Is Control the Opposite of Love?
I love that short scene from the movie Bruce Almighty in which Bruce tries to use his God-like powers to cause his girlfriend to fall in love with him. It’s a funny scene but the fact it doesn’t work speaks so terrifically to the way God has designed our lives.
Love is a choice nobody can take away from us.

Photo Credit: Garrett Coyte, Creative Commons
God Himself gives us free will to walk away, otherwise He is not loving, He is controlling.
Controlling people can make others respect them, fear them, obey them and even serve them, but the one thing they will never do is make people love them.
I knew a guy once who was a shock-jock pastor and created quite the empire.
I know many people who worked for him, who depended on him for their incomes, who associated themselves with him to feel strong, but I never heard anybody say they loved him.
This is true for nearly every controlling person. It’s not that they aren’t loved, because some people see through it and love them anyway, it’s that they can’t trust anybody to love them.

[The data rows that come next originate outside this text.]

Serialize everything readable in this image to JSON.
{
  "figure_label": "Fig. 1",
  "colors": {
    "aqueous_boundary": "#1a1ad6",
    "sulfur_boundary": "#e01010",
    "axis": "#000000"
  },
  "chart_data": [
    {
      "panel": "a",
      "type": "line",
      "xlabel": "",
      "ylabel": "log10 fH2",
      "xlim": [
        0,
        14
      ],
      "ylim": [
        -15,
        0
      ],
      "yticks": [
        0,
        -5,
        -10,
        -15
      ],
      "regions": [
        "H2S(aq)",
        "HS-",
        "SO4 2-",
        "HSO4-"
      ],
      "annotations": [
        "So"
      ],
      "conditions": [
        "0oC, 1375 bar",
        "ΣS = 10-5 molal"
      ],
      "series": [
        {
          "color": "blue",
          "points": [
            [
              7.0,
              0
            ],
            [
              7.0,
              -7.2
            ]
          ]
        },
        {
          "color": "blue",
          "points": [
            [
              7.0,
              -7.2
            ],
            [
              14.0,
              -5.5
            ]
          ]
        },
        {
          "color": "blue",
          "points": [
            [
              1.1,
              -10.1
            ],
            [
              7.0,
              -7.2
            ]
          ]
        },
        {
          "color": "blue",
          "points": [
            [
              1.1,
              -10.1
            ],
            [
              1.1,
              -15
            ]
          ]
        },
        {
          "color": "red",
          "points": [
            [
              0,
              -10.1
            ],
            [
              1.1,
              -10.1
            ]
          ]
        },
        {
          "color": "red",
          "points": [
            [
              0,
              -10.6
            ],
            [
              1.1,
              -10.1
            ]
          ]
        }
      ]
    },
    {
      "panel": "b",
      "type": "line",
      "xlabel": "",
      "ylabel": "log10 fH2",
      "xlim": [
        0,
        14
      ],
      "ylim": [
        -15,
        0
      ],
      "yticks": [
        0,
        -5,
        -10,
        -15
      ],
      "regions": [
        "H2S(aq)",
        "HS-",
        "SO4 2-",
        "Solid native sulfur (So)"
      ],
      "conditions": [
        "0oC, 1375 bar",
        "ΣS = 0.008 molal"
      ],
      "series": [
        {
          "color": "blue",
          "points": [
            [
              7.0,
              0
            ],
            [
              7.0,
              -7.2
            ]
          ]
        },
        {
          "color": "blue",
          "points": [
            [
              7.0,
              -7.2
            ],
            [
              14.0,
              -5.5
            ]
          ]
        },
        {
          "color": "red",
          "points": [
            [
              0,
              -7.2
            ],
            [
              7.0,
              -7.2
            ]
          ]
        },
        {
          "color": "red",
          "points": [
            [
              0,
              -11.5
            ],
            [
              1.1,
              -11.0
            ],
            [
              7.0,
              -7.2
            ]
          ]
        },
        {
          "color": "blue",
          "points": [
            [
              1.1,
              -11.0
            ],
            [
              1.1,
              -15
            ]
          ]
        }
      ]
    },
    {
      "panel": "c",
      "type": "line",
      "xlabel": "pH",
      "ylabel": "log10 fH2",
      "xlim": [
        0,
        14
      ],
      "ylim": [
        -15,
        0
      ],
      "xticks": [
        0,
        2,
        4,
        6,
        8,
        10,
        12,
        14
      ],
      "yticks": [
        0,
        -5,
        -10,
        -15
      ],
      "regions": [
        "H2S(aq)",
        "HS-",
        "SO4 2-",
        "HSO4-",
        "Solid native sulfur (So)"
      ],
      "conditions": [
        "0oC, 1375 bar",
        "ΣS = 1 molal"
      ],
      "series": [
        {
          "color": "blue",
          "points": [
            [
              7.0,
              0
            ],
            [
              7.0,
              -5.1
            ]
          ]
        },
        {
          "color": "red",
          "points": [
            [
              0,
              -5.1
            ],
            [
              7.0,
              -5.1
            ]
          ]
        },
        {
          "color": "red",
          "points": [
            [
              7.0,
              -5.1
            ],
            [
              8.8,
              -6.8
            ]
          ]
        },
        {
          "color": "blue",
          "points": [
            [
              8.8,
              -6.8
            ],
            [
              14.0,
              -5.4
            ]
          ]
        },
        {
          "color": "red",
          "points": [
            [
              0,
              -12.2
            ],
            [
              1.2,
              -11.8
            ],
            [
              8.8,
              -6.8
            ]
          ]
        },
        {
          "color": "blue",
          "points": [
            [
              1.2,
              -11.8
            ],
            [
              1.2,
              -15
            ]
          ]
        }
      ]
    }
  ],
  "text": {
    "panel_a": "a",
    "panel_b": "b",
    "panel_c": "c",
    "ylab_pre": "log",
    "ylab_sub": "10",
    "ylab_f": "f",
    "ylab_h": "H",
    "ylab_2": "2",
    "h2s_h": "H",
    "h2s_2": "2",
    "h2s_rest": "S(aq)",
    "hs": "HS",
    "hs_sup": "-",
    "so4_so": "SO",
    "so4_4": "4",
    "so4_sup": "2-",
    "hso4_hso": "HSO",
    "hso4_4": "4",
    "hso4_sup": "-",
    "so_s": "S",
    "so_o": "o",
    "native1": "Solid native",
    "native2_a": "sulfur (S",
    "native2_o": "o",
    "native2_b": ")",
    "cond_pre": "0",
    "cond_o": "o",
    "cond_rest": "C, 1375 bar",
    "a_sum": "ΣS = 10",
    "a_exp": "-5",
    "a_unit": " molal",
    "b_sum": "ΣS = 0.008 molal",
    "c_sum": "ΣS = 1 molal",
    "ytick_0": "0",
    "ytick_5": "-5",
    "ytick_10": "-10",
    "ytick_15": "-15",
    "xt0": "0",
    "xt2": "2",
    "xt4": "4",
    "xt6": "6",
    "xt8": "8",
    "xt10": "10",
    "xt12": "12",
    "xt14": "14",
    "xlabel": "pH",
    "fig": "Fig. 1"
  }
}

They have to force everything.
What I love about God is He is more interested in exchanging love than exchanging anything else.
And He’s tough. Truly tough. He lets you walk away and He stands there.
The sad reality is we all try to do exactly what Jim Carrey does in Bruce Almighty more often than we’d like to admit.
We are all, to some degree, controlling. Some more directly than others. It’s almost impossible not to. I only bring that up because it’s one of the things that reminds me of just how powerful God really is.
He woos but he does not force, He hurts but He doesn’t numb the pain, He gives whether or not He receives.
C.S. Lewis said “I talk of love as a scholar’s parrot talks Greek” and I think it’s true.
To love is to risk. To control is to fear.
That’s a mantra I repeat to myself in a number of my relationships. In greater percentages, as the years go by, I want to run the kind of risk that gets me closer and closer to real love.
What do you think? Is control an opposite of love?
***I say “opposite” for sake of conversation, not because I think love actually has an opposite. But can love and control go together, or is risk necessary?